Minnesota Twins, American professional baseball team based in Minneapolis, Minnesota, that plays in the American League (AL). The Twins originally played in Washington, D.C. (1901–60), and were known as the Senators before relocating to Minneapolis in 1961. The franchise has won three World Series titles (1924, 1987, and 1991) and six AL pennants.

The Washington Senators were founded in 1901 as one of the eight original American League franchises. The early Senator teams were extremely unsuccessful, posting some of the lowest winning percentages in baseball history en route to last- or second-to-last-place finishes in nine consecutive seasons between 1903 and 1911. This run led one newspaperman to famously sum up the team with the bon mot, “Washington—first in war, first in peace, and last in the American League.” The lone bright spot for these Senator squads was future Hall of Fame pitcher Walter Johnson, who amassed a cumulative 2.17 earned run average over the course of his 21-year major league career, which was spent entirely in Washington. Johnson was joined by slugger Goose Goslin in 1921, and the two led the Senators to their first pennant win and the World Series championship in 1924, a title that was won in dramatic fashion over the New York Giants in the 12th inning of the seventh game of the series. The Senators returned to the World Series again in 1925 and 1933, but they lost in both appearances.
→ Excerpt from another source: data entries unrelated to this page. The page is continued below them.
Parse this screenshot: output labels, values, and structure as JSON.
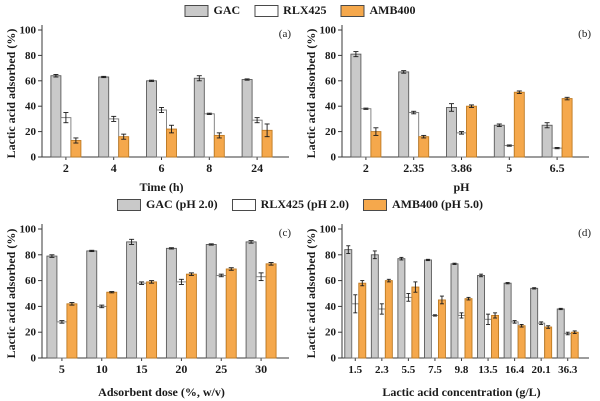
{
  "figure": {
    "legend_top": {
      "items": [
        {
          "label": "GAC",
          "color_key": "gac"
        },
        {
          "label": "RLX425",
          "color_key": "rlx425"
        },
        {
          "label": "AMB400",
          "color_key": "amb400"
        }
      ]
    },
    "legend_middle": {
      "items": [
        {
          "label": "GAC (pH 2.0)",
          "color_key": "gac"
        },
        {
          "label": "RLX425 (pH 2.0)",
          "color_key": "rlx425"
        },
        {
          "label": "AMB400 (pH 5.0)",
          "color_key": "amb400"
        }
      ]
    }
  },
  "colors": {
    "gac": "#c9c9c9",
    "gac_border": "#5a5a5a",
    "rlx425": "#ffffff",
    "rlx425_border": "#787878",
    "amb400": "#f5a84c",
    "amb400_border": "#bf7a22",
    "error_bar": "#1a1a1a",
    "axis": "#3a3a3a"
  },
  "chart_data": [
    {
      "type": "bar",
      "panel_label": "(a)",
      "xlabel": "Time (h)",
      "ylabel": "Lactic acid adsorbed (%)",
      "ylim": [
        0,
        100
      ],
      "yticks": [
        0,
        20,
        40,
        60,
        80,
        100
      ],
      "grid": false,
      "categories": [
        "2",
        "4",
        "6",
        "8",
        "24"
      ],
      "series": [
        {
          "name": "GAC",
          "color_key": "gac",
          "values": [
            64,
            63,
            60,
            62,
            61
          ],
          "errors": [
            1,
            0.5,
            0.5,
            2,
            0.5
          ]
        },
        {
          "name": "RLX425",
          "color_key": "rlx425",
          "values": [
            31,
            30,
            37,
            34,
            29
          ],
          "errors": [
            4,
            2,
            2,
            0.5,
            2
          ]
        },
        {
          "name": "AMB400",
          "color_key": "amb400",
          "values": [
            13,
            16,
            22,
            17,
            21
          ],
          "errors": [
            2,
            2,
            3,
            2,
            5
          ]
        }
      ]
    },
    {
      "type": "bar",
      "panel_label": "(b)",
      "xlabel": "pH",
      "ylabel": "Lactic acid adsorbed (%)",
      "ylim": [
        0,
        100
      ],
      "yticks": [
        0,
        20,
        40,
        60,
        80,
        100
      ],
      "grid": false,
      "categories": [
        "2",
        "2.35",
        "3.86",
        "5",
        "6.5"
      ],
      "series": [
        {
          "name": "GAC",
          "color_key": "gac",
          "values": [
            81,
            67,
            39,
            25,
            25
          ],
          "errors": [
            2,
            1,
            3,
            1,
            2
          ]
        },
        {
          "name": "RLX425",
          "color_key": "rlx425",
          "values": [
            38,
            35,
            19,
            9,
            7
          ],
          "errors": [
            0.5,
            1,
            1,
            0.5,
            0.5
          ]
        },
        {
          "name": "AMB400",
          "color_key": "amb400",
          "values": [
            20,
            16,
            40,
            51,
            46
          ],
          "errors": [
            3,
            1,
            1,
            1,
            1
          ]
        }
      ]
    },
    {
      "type": "bar",
      "panel_label": "(c)",
      "xlabel": "Adsorbent dose (%, w/v)",
      "ylabel": "Lactic acid adsorbed (%)",
      "ylim": [
        0,
        100
      ],
      "yticks": [
        0,
        20,
        40,
        60,
        80,
        100
      ],
      "grid": false,
      "categories": [
        "5",
        "10",
        "15",
        "20",
        "25",
        "30"
      ],
      "series": [
        {
          "name": "GAC",
          "color_key": "gac",
          "values": [
            79,
            83,
            90,
            85,
            88,
            90
          ],
          "errors": [
            1,
            0.5,
            2,
            0.5,
            0.5,
            1
          ]
        },
        {
          "name": "RLX425",
          "color_key": "rlx425",
          "values": [
            28,
            40,
            58,
            59,
            64,
            63
          ],
          "errors": [
            1,
            1,
            1,
            2,
            1,
            3
          ]
        },
        {
          "name": "AMB400",
          "color_key": "amb400",
          "values": [
            42,
            51,
            59,
            65,
            69,
            73
          ],
          "errors": [
            1,
            0.5,
            1,
            1,
            1,
            1
          ]
        }
      ]
    },
    {
      "type": "bar",
      "panel_label": "(d)",
      "xlabel": "Lactic acid concentration (g/L)",
      "ylabel": "Lactic acid adsorbed (%)",
      "ylim": [
        0,
        100
      ],
      "yticks": [
        0,
        20,
        40,
        60,
        80,
        100
      ],
      "grid": false,
      "categories": [
        "1.5",
        "2.3",
        "5.5",
        "7.5",
        "9.8",
        "13.5",
        "16.4",
        "20.1",
        "36.3"
      ],
      "series": [
        {
          "name": "GAC",
          "color_key": "gac",
          "values": [
            84,
            80,
            77,
            76,
            73,
            64,
            58,
            54,
            38
          ],
          "errors": [
            3,
            3,
            1,
            0.5,
            0.5,
            1,
            0.5,
            0.5,
            0.5
          ]
        },
        {
          "name": "RLX425",
          "color_key": "rlx425",
          "values": [
            42,
            38,
            47,
            33,
            33,
            30,
            28,
            27,
            19
          ],
          "errors": [
            7,
            4,
            3,
            0.5,
            2,
            4,
            1,
            1,
            1
          ]
        },
        {
          "name": "AMB400",
          "color_key": "amb400",
          "values": [
            58,
            60,
            55,
            45,
            46,
            33,
            25,
            24,
            20
          ],
          "errors": [
            2,
            1,
            4,
            3,
            1,
            2,
            1,
            1,
            1
          ]
        }
      ]
    }
  ]
}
In 1954 the Senators added one of baseball’s all-time great power hitters, Harmon Killebrew, but he was not enough to revive fan interest in a franchise that had returned to an annual spot at the bottom of the AL standings since its last playoff berth in 1933. The Senators were relocated to the burgeoning baseball market of Minneapolis in 1961.

Renamed the Twins, the team quickly became contenders in their new home, advancing to the World Series in 1965, with outfielder Tony Oliva and pitcher Jim Kaat joining Killebrew as the team’s stars. Minnesota signed future seven-time AL batting champion Rod Carew in 1967. Carew won the AL Rookie of the Year award in his first season with Minnesota, and he, Oliva, and Killebrew led the Twins to AL Central Division titles in 1969 and 1970. The Twins returned to mediocrity for the remainder of the 1970s and the early 1980s, but in 1987 first-year manager Tom Kelly guided the Twins to a seven-game World Series victory over the St. Louis Cardinals.
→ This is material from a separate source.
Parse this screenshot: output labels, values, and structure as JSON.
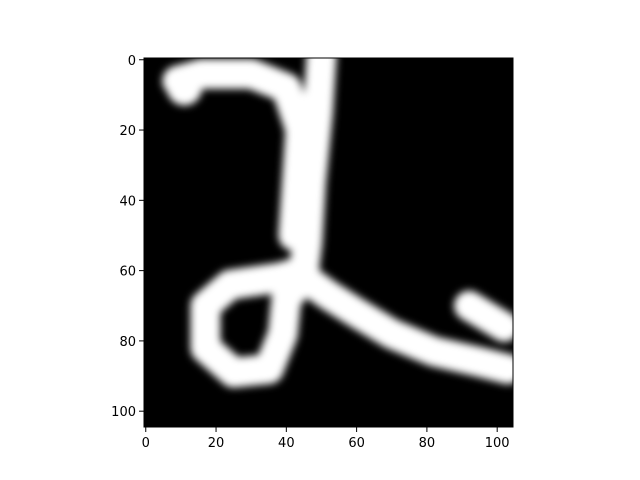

The Twins participated in an even more eventful “Fall Classic” in 1991 with the Atlanta Braves, who, like the Twins, had finished in last place in their division the previous year, which made both World Series participants co-owners of the first “worst-to-first” turnarounds in modern baseball history. The World Series featured four games that ended with a game-winning hit by the home team. Facing elimination, the Twins won games six and seven in extra innings, the former highlighted by Kirby Puckett’s 11th-inning home run and the latter featuring a remarkably durable 10-inning complete-game shutout performance by Minnesota’s starting pitcher, Jack Morris.

In 2001 the Twins—who were one of Major League Baseball’s least-profitable franchises—were one of the two teams (with the Montreal Expos) proposed by commissioner Bud Selig for elimination from the major leagues in an effort to raise revenue throughout the sport. A 2002 court order forced the Twins to play out their lease at the Hubert H. Humphrey Metrodome, which effectively ended the threat of contraction and gave the franchise time to plan for the construction of a more-profitable baseball-only ballpark (Target Field, which opened in 2010).
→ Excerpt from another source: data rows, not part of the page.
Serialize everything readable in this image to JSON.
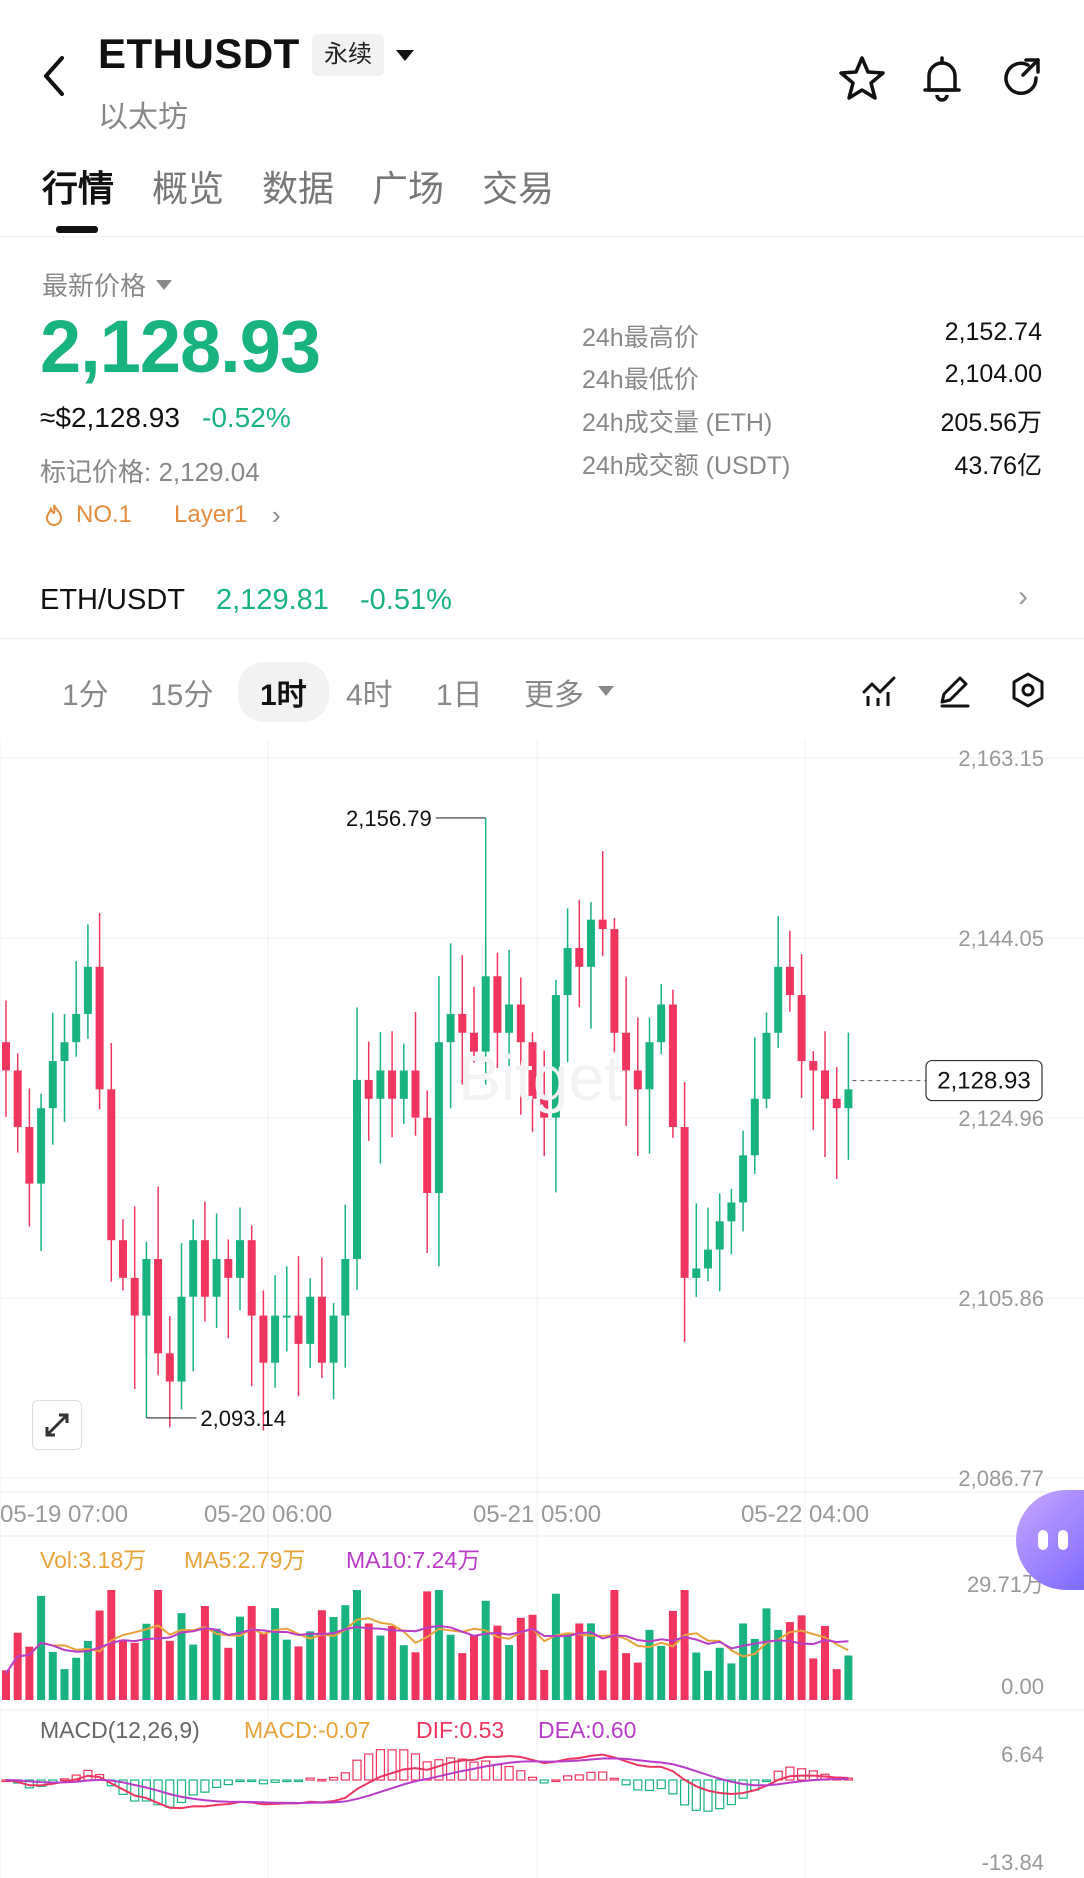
{
  "header": {
    "symbol": "ETHUSDT",
    "name_cn": "以太坊",
    "contract_type": "永续",
    "icons": [
      "back-icon",
      "star-icon",
      "bell-icon",
      "share-icon"
    ]
  },
  "tabs": [
    {
      "label": "行情",
      "active": true
    },
    {
      "label": "概览",
      "active": false
    },
    {
      "label": "数据",
      "active": false
    },
    {
      "label": "广场",
      "active": false
    },
    {
      "label": "交易",
      "active": false
    }
  ],
  "price": {
    "label": "最新价格",
    "last": "2,128.93",
    "usd": "≈$2,128.93",
    "change": "-0.52%",
    "mark": "标记价格: 2,129.04",
    "tags": [
      "NO.1",
      "Layer1"
    ]
  },
  "stats": [
    {
      "label": "24h最高价",
      "value": "2,152.74"
    },
    {
      "label": "24h最低价",
      "value": "2,104.00"
    },
    {
      "label": "24h成交量 (ETH)",
      "value": "205.56万"
    },
    {
      "label": "24h成交额 (USDT)",
      "value": "43.76亿"
    }
  ],
  "pair": {
    "name": "ETH/USDT",
    "price": "2,129.81",
    "change": "-0.51%"
  },
  "intervals": [
    {
      "label": "1分",
      "active": false
    },
    {
      "label": "15分",
      "active": false
    },
    {
      "label": "1时",
      "active": true
    },
    {
      "label": "4时",
      "active": false
    },
    {
      "label": "1日",
      "active": false
    },
    {
      "label": "更多",
      "active": false
    }
  ],
  "colors": {
    "up": "#19b37f",
    "down": "#f0355f",
    "ma5": "#e8a33a",
    "ma10": "#b93cc9",
    "grid": "#f0f0f0"
  },
  "chart_data": {
    "type": "candlestick",
    "price_axis": [
      "2,163.15",
      "2,144.05",
      "2,124.96",
      "2,105.86",
      "2,086.77"
    ],
    "ylim": [
      2086.77,
      2163.15
    ],
    "x_ticks": [
      "05-19 07:00",
      "05-20 06:00",
      "05-21 05:00",
      "05-22 04:00"
    ],
    "high_label": "2,156.79",
    "low_label": "2,093.14",
    "current_price": "2,128.93",
    "closes": [
      2130,
      2124,
      2118,
      2126,
      2131,
      2133,
      2136,
      2141,
      2128,
      2112,
      2108,
      2104,
      2110,
      2100,
      2097,
      2106,
      2112,
      2106,
      2110,
      2108,
      2112,
      2104,
      2099,
      2104,
      2104,
      2101,
      2106,
      2099,
      2104,
      2110,
      2129,
      2127,
      2130,
      2127,
      2130,
      2125,
      2117,
      2133,
      2136,
      2134,
      2132,
      2140,
      2134,
      2137,
      2133,
      2127,
      2125,
      2138,
      2143,
      2141,
      2146,
      2145,
      2134,
      2130,
      2128,
      2133,
      2137,
      2124,
      2108,
      2109,
      2111,
      2114,
      2116,
      2121,
      2127,
      2134,
      2141,
      2138,
      2131,
      2130,
      2127,
      2126,
      2128
    ],
    "volume": {
      "vol": "Vol:3.18万",
      "ma5": "MA5:2.79万",
      "ma10": "MA10:7.24万",
      "axis_top": "29.71万",
      "axis_bottom": "0.00"
    },
    "macd": {
      "label": "MACD(12,26,9)",
      "macd": "MACD:-0.07",
      "dif": "DIF:0.53",
      "dea": "DEA:0.60",
      "axis_top": "6.64",
      "axis_bottom": "-13.84"
    }
  }
}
The Twins began a streak of three straight AL Central Division titles in 2002, and they won their fourth divisional championship of the early 21st century in 2006, but the team failed to advance to the World Series on each occasion. After a two-year postseason absence, the Twins won another division title in 2009, only to lose in the first round of the playoffs. The team again took the AL Central championship in 2010, but its play quickly fell off, and the Twins suffered numerous last-place divisional finishes in the following seasons. The team reached a notable low in 2016 by finishing 59–103, which was the franchise’s worst record since it moved to Minnesota.

The following year the Twins completed one of the greatest major league turnarounds of all time, winning 85 games to qualify for a spot in the AL Wild Card Game. In doing so the team became the first franchise to follow a season with at least 100 losses with a berth in the playoffs. Minnesota regressed slightly in 2018, winning 78 games but finishing well outside playoff contention. In 2019 the Twins broke out, winning 101 games (the most victories in a season for the franchise since 1965) and setting a major league record by hitting 307 home runs. However, Minnesota was again swept in its first postseason series. In the 2020 season, which was shortened because of the COVID-19 pandemic, the Twins’ playoff futility continued as they were swept in the Wild Card round, bringing their streak of consecutive playoff losses over the years to 18, the longest such streak in the history of North American major team sports.